The Yankees consider themselves lucky that A.J. Burnett didn’t overreact to the momentary setback. Not only did the right-hander shake off another postseason meltdown, he flourished, striking out nine en route to a 3-1 win.
The Bombers clawed back into this Series for two irrefutable reasons: Burnett out-pitched Martinez and Joe Girardi bypassed his entire corps of set-up relievers in order to give Mariano Rivera a six-out save.
Clinging to a two-run lead, who else could Girardi trust? The Yankees didn’t do much with Pedro, but it was enough. Mark Teixeira refused to be fooled by one of Martinez’s change-ups and Hideki Matsui took advantage of a curveball that had too much of the plate. Both resulted in solo home runs, and both temporarily masked A-Rod’s invisibility.

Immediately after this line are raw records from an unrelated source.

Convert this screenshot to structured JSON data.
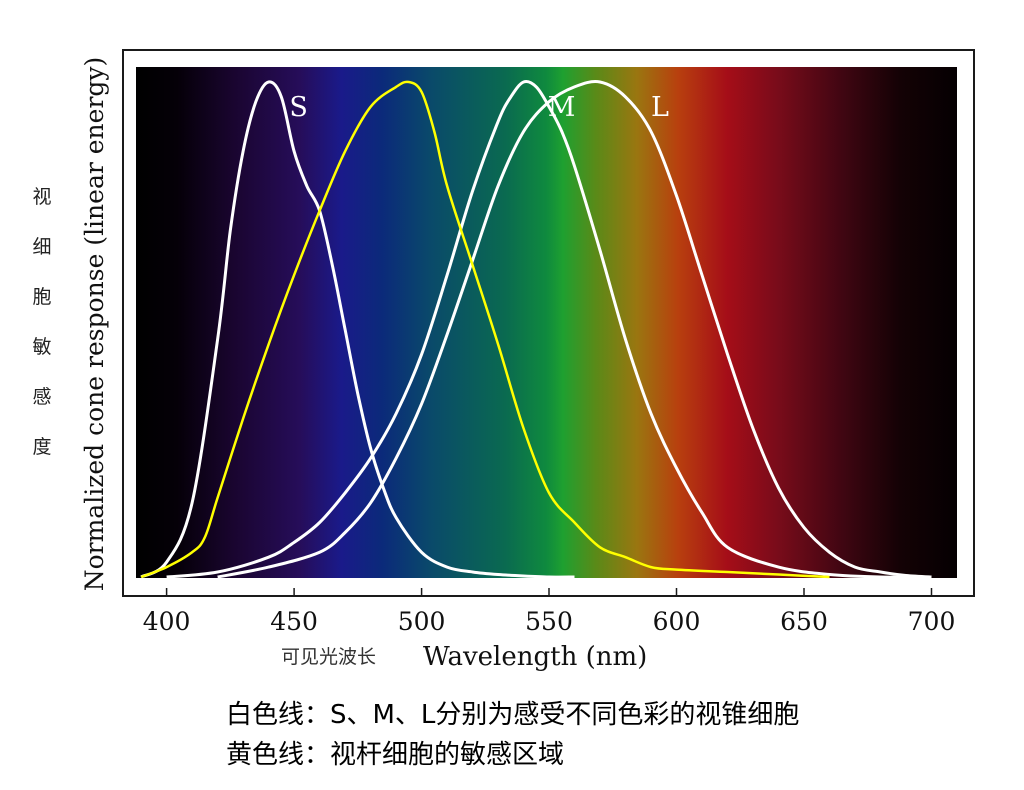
{
  "chart_data": {
    "type": "line",
    "title": "",
    "xlabel": "Wavelength (nm)",
    "xlabel_cn": "可见光波长",
    "ylabel": "Normalized cone response (linear energy)",
    "ylabel_cn": "视细胞敏感度",
    "xlim": [
      388,
      710
    ],
    "ylim": [
      0,
      1
    ],
    "xticks": [
      400,
      450,
      500,
      550,
      600,
      650,
      700
    ],
    "background": "visible-spectrum-gradient",
    "series": [
      {
        "name": "S",
        "color": "#ffffff",
        "x": [
          390,
          400,
          410,
          420,
          425,
          430,
          435,
          440,
          445,
          450,
          455,
          460,
          465,
          470,
          475,
          480,
          485,
          490,
          500,
          510,
          520,
          530,
          540,
          550,
          560
        ],
        "y": [
          0.0,
          0.03,
          0.15,
          0.48,
          0.7,
          0.86,
          0.96,
          1.0,
          0.97,
          0.86,
          0.79,
          0.74,
          0.63,
          0.5,
          0.37,
          0.26,
          0.18,
          0.12,
          0.05,
          0.02,
          0.01,
          0.005,
          0.002,
          0.0,
          0.0
        ]
      },
      {
        "name": "M",
        "color": "#ffffff",
        "x": [
          400,
          420,
          440,
          450,
          460,
          470,
          480,
          490,
          500,
          510,
          520,
          530,
          535,
          540,
          545,
          550,
          555,
          560,
          570,
          580,
          590,
          600,
          610,
          620,
          640,
          660,
          680,
          700
        ],
        "y": [
          0.0,
          0.01,
          0.04,
          0.07,
          0.11,
          0.17,
          0.24,
          0.33,
          0.45,
          0.61,
          0.78,
          0.92,
          0.97,
          1.0,
          0.99,
          0.95,
          0.9,
          0.83,
          0.66,
          0.48,
          0.33,
          0.22,
          0.13,
          0.06,
          0.02,
          0.005,
          0.0,
          0.0
        ]
      },
      {
        "name": "L",
        "color": "#ffffff",
        "x": [
          420,
          440,
          460,
          470,
          480,
          490,
          500,
          510,
          520,
          530,
          540,
          550,
          560,
          570,
          580,
          590,
          600,
          610,
          620,
          630,
          640,
          650,
          660,
          670,
          680,
          690,
          700
        ],
        "y": [
          0.0,
          0.02,
          0.05,
          0.09,
          0.15,
          0.24,
          0.35,
          0.49,
          0.64,
          0.79,
          0.9,
          0.96,
          0.99,
          1.0,
          0.97,
          0.9,
          0.77,
          0.61,
          0.45,
          0.3,
          0.18,
          0.1,
          0.05,
          0.02,
          0.01,
          0.003,
          0.0
        ]
      },
      {
        "name": "",
        "color": "#ffff00",
        "x": [
          390,
          400,
          410,
          415,
          420,
          430,
          440,
          450,
          460,
          470,
          480,
          490,
          495,
          500,
          505,
          510,
          520,
          530,
          540,
          550,
          560,
          570,
          580,
          590,
          600,
          620,
          640,
          660
        ],
        "y": [
          0.0,
          0.02,
          0.05,
          0.08,
          0.16,
          0.32,
          0.47,
          0.61,
          0.74,
          0.86,
          0.95,
          0.99,
          1.0,
          0.98,
          0.9,
          0.79,
          0.63,
          0.47,
          0.3,
          0.17,
          0.11,
          0.06,
          0.04,
          0.02,
          0.015,
          0.01,
          0.005,
          0.0
        ]
      }
    ]
  },
  "captions": {
    "line1": "白色线：S、M、L分别为感受不同色彩的视锥细胞",
    "line2": "黄色线：视杆细胞的敏感区域"
  }
}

The question, of course, is how long the Yankees can survive without a valid contribution from their cleanup hitter. Johnny Damon spoke for everyone in the clubhouse when he said, “we definitely have to pick (A-Rod) up” as Hamels is preparing a long night of illusory change-ups, his primary asset.
According to Fangraphs.com, last year’s Series MVP throws his change almost one out of every three pitches. If the Phillies have learned anything about A-Rod so far, it’s that he can be exploited by an expanded strike zone — or, put more simply, he’ll chase bad pitches once he starts pressing.

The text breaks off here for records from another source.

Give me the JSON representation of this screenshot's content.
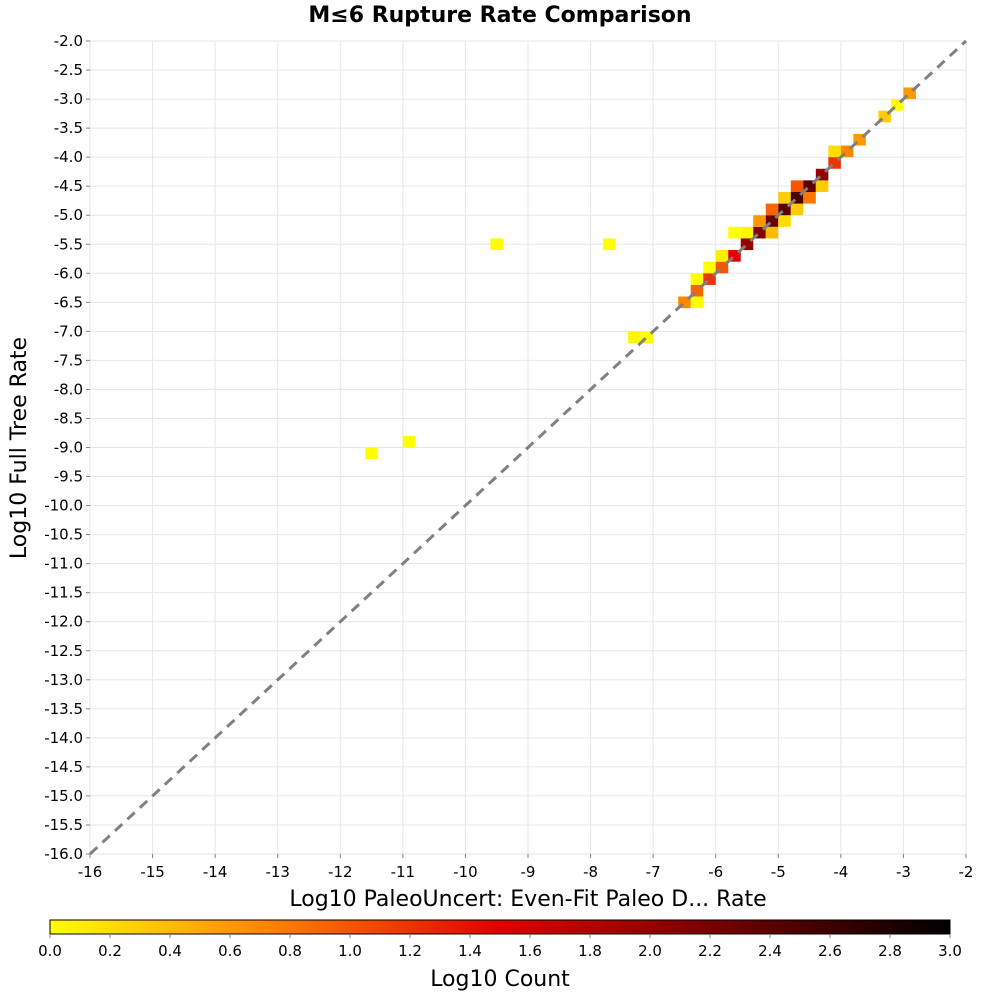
{
  "chart_data": {
    "type": "heatmap",
    "title": "M≤6 Rupture Rate Comparison",
    "xlabel": "Log10 PaleoUncert: Even-Fit Paleo D... Rate",
    "ylabel": "Log10 Full Tree Rate",
    "xlim": [
      -16,
      -2
    ],
    "ylim": [
      -16,
      -2
    ],
    "x_ticks": [
      -16,
      -15,
      -14,
      -13,
      -12,
      -11,
      -10,
      -9,
      -8,
      -7,
      -6,
      -5,
      -4,
      -3,
      -2
    ],
    "x_tick_labels": [
      "-16",
      "-15",
      "-14",
      "-13",
      "-12",
      "-11",
      "-10",
      "-9",
      "-8",
      "-7",
      "-6",
      "-5",
      "-4",
      "-3",
      "-2"
    ],
    "y_ticks": [
      -2.0,
      -2.5,
      -3.0,
      -3.5,
      -4.0,
      -4.5,
      -5.0,
      -5.5,
      -6.0,
      -6.5,
      -7.0,
      -7.5,
      -8.0,
      -8.5,
      -9.0,
      -9.5,
      -10.0,
      -10.5,
      -11.0,
      -11.5,
      -12.0,
      -12.5,
      -13.0,
      -13.5,
      -14.0,
      -14.5,
      -15.0,
      -15.5,
      -16.0
    ],
    "y_tick_labels": [
      "-2.0",
      "-2.5",
      "-3.0",
      "-3.5",
      "-4.0",
      "-4.5",
      "-5.0",
      "-5.5",
      "-6.0",
      "-6.5",
      "-7.0",
      "-7.5",
      "-8.0",
      "-8.5",
      "-9.0",
      "-9.5",
      "-10.0",
      "-10.5",
      "-11.0",
      "-11.5",
      "-12.0",
      "-12.5",
      "-13.0",
      "-13.5",
      "-14.0",
      "-14.5",
      "-15.0",
      "-15.5",
      "-16.0"
    ],
    "grid": true,
    "diagonal_reference_line": true,
    "bin_width": 0.2,
    "cells": [
      {
        "x": -11.5,
        "y": -9.1,
        "v": 0.0
      },
      {
        "x": -10.9,
        "y": -8.9,
        "v": 0.0
      },
      {
        "x": -9.5,
        "y": -5.5,
        "v": 0.0
      },
      {
        "x": -7.7,
        "y": -5.5,
        "v": 0.0
      },
      {
        "x": -7.3,
        "y": -7.1,
        "v": 0.05
      },
      {
        "x": -7.1,
        "y": -7.1,
        "v": 0.0
      },
      {
        "x": -6.5,
        "y": -6.5,
        "v": 0.7
      },
      {
        "x": -6.3,
        "y": -6.5,
        "v": 0.0
      },
      {
        "x": -6.3,
        "y": -6.3,
        "v": 0.9
      },
      {
        "x": -6.3,
        "y": -6.1,
        "v": 0.0
      },
      {
        "x": -6.1,
        "y": -6.1,
        "v": 1.2
      },
      {
        "x": -6.1,
        "y": -5.9,
        "v": 0.0
      },
      {
        "x": -5.9,
        "y": -5.9,
        "v": 1.0
      },
      {
        "x": -5.9,
        "y": -5.7,
        "v": 0.1
      },
      {
        "x": -5.7,
        "y": -5.7,
        "v": 1.5
      },
      {
        "x": -5.7,
        "y": -5.3,
        "v": 0.0
      },
      {
        "x": -5.5,
        "y": -5.3,
        "v": 0.05
      },
      {
        "x": -5.5,
        "y": -5.5,
        "v": 2.0
      },
      {
        "x": -5.3,
        "y": -5.3,
        "v": 2.1
      },
      {
        "x": -5.3,
        "y": -5.1,
        "v": 0.6
      },
      {
        "x": -5.1,
        "y": -5.3,
        "v": 0.4
      },
      {
        "x": -5.1,
        "y": -5.1,
        "v": 2.3
      },
      {
        "x": -5.1,
        "y": -4.9,
        "v": 0.9
      },
      {
        "x": -4.9,
        "y": -5.1,
        "v": 0.2
      },
      {
        "x": -4.9,
        "y": -4.9,
        "v": 2.4
      },
      {
        "x": -4.9,
        "y": -4.7,
        "v": 0.3
      },
      {
        "x": -4.7,
        "y": -4.9,
        "v": 0.3
      },
      {
        "x": -4.7,
        "y": -4.7,
        "v": 2.5
      },
      {
        "x": -4.7,
        "y": -4.5,
        "v": 1.0
      },
      {
        "x": -4.5,
        "y": -4.7,
        "v": 0.8
      },
      {
        "x": -4.5,
        "y": -4.5,
        "v": 2.4
      },
      {
        "x": -4.3,
        "y": -4.5,
        "v": 0.3
      },
      {
        "x": -4.3,
        "y": -4.3,
        "v": 2.0
      },
      {
        "x": -4.1,
        "y": -4.1,
        "v": 1.2
      },
      {
        "x": -4.1,
        "y": -3.9,
        "v": 0.2
      },
      {
        "x": -3.9,
        "y": -3.9,
        "v": 0.7
      },
      {
        "x": -3.7,
        "y": -3.7,
        "v": 0.6
      },
      {
        "x": -3.3,
        "y": -3.3,
        "v": 0.3
      },
      {
        "x": -3.1,
        "y": -3.1,
        "v": 0.0
      },
      {
        "x": -2.9,
        "y": -2.9,
        "v": 0.6
      }
    ],
    "colorbar": {
      "label": "Log10 Count",
      "range": [
        0.0,
        3.0
      ],
      "ticks": [
        0.0,
        0.2,
        0.4,
        0.6,
        0.8,
        1.0,
        1.2,
        1.4,
        1.6,
        1.8,
        2.0,
        2.2,
        2.4,
        2.6,
        2.8,
        3.0
      ],
      "tick_labels": [
        "0.0",
        "0.2",
        "0.4",
        "0.6",
        "0.8",
        "1.0",
        "1.2",
        "1.4",
        "1.6",
        "1.8",
        "2.0",
        "2.2",
        "2.4",
        "2.6",
        "2.8",
        "3.0"
      ],
      "colors": [
        "#ffff00",
        "#ff8000",
        "#e00000",
        "#700000",
        "#000000"
      ]
    }
  }
}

The signature of a good change-up is that it’s rarely a strike by the time it lands in the catcher’s glove, so it’ll be Rodriguez’s challenge to lay off what looks good one moment, but turns to poison an instant later. One factor in his favor is that Hamels isn’t the threat he used to be: the National League’s OPS against him in 2009 was almost 100 points higher than it was in 2008.
Then again, A-Rod’s struggles usually have less to do with who’s pitching than what’s going on in his head. In past years, eight difficult at-bats would’ve been enough to ruin Rodriguez for all of October. This year, however, he has the memory of the Division and League Championship Series to reassure him.

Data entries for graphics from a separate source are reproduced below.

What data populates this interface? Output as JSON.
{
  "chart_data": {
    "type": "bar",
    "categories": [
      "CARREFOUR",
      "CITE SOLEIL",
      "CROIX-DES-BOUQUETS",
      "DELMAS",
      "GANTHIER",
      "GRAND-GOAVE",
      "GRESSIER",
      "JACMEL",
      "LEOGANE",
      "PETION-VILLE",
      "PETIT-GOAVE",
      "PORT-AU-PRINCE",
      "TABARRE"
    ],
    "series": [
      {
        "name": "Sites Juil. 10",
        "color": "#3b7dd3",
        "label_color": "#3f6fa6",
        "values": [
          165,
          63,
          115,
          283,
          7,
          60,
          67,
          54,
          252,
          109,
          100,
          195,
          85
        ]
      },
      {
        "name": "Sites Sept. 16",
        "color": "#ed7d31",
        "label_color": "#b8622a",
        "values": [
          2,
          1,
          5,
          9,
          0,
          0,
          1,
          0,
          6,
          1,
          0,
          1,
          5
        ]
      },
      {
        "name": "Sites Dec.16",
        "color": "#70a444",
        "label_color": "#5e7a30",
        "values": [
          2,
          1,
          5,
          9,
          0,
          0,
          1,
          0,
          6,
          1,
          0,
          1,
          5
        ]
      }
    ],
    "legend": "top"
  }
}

At least that’s what the Yankees are hoping.
“Alex has been killing the ball,” said Derek Jeter. “To me, it’s kind of hard to say it’s a slump when you’re hitting against Lee and Pedro. It’s hard to over-analyze that.”
For his part, Rodriguez seems just as upbeat as he was a week ago, laughing and joking with the rest of the Yankees as they went through a one-hour workout at Citizens Bank Park on Friday. Like the rest of his teammates, A-Rod spent the day mocking the Yankees’ pitchers taking batting practice.
But Game 3 looms, and with it the reality that the Yankees have already lost the home-field advantage to the National League champs. If the Bombers intend to dethrone the Phillies, they’ll need A-Rod to crush a few of those change-ups, not to mention a lingering ghost or two.